15.07.2020

Corona-Prämie: Beschäftigte in der Altenpflege erhalten einen Bonus

Auch Beschäftigte in der ambulanten und stationären Altenpflege erhalten im Jahr 2020 eine einmalige Corona-Prämie in Höhe von bis zu 1.000 Euro, das haben Bundesregierung und Bundestag beschlossen. Länder und Arbeitgeber können diesen Betrag auf 1.500 Euro aufstocken. Fast alle Bundesländer haben diese Aufstockung zugesagt.

Altenpflege

Sonderzahlung für außerordentlichen Einsatz

Wer in der ambulanten und stationären Altenpflege beschäftigt ist, erhält in diesem Jahr eine einmalige Corona-Prämie in Höhe von bis zu 1.000 Euro. Bundesregierung und Bundestag haben dies beschlossen mit der Möglichkeit, seitens der Länder und der Arbeitgeber diesen Betrag auf 1.500 Euro aufstocken zu können. Bis zu diesem Betrag soll der Bonus steuerfrei sein. Das Aufstocken des Corona-Bonus haben bisher die Länder Baden-Württemberg, Bayern, Brandenburg, Bremen, Hamburg, Hessen, NRW, Rheinland-Pfalz, Saarland, Sachsen, Sachsen-Anhalt und Schleswig-Holstein in Aussicht gestellt. In Berlin ist geplant, auch noch anderen Beschäftigtengruppen eine Sonderzahlung von bis zu 1.000 Euro zukommen zu lassen. Der Bonus soll in diesem Monat (Juli) ausgezahlt werden.

Verpflichtung bei einer Epidemie

Nach dem Zweiten Gesetz zum Schutz der Bevölkerung bei einer epidemischen Lage von nationaler Tragweite sind die Pflegeeinrichtungen zur Zahlung gestaffelter Sonderleistungen (Corona-Prämien) an ihre Beschäftigten verpflichtet.

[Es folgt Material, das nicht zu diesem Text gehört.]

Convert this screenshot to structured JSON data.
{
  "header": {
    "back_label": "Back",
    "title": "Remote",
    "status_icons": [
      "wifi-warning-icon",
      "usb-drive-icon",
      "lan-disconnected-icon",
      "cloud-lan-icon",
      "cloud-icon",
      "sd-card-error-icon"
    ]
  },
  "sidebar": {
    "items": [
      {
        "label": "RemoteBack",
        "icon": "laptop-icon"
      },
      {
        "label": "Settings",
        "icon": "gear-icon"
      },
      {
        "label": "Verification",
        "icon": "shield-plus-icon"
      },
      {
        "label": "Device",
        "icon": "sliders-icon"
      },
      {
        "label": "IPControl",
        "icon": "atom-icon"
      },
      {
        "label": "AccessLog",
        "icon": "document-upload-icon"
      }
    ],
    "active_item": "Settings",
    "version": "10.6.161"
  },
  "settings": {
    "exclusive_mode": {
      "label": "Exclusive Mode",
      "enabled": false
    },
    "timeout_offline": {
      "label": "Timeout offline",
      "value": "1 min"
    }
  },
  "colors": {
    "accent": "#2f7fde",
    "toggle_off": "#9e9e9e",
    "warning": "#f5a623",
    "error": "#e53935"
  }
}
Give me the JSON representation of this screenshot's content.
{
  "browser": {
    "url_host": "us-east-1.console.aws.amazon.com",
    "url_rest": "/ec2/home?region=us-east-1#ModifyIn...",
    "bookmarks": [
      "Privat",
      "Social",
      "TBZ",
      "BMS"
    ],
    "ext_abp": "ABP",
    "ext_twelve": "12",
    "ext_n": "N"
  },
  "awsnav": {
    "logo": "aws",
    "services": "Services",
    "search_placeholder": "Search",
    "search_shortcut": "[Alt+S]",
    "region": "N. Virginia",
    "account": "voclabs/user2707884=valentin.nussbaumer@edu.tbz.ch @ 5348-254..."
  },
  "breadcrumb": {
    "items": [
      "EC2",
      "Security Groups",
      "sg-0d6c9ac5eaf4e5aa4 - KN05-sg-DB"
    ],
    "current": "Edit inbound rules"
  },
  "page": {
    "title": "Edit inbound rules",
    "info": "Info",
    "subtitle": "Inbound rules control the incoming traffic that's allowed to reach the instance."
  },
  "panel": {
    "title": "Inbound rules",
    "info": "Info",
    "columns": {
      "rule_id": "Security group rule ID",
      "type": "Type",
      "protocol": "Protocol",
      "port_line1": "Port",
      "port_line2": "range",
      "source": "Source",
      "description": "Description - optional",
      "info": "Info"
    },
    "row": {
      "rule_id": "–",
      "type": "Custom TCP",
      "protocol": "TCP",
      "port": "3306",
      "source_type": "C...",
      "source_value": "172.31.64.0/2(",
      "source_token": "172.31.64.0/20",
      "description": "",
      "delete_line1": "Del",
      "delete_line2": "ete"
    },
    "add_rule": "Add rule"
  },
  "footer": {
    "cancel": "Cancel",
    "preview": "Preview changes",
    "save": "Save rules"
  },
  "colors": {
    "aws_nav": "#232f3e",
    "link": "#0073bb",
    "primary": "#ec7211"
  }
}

Die Aufwendungen für diese Prämien werden den Pflegeeinrichtungen durch die soziale Pflegeversicherung und im ambulanten Bereich anteilig durch die gesetzliche Krankenversicherung im Wege der Vorauszahlung erstattet.

Autor: Werner Plaggemeier (langjähriger Herausgeber der Onlinedatenbank „Personalratspraxis“)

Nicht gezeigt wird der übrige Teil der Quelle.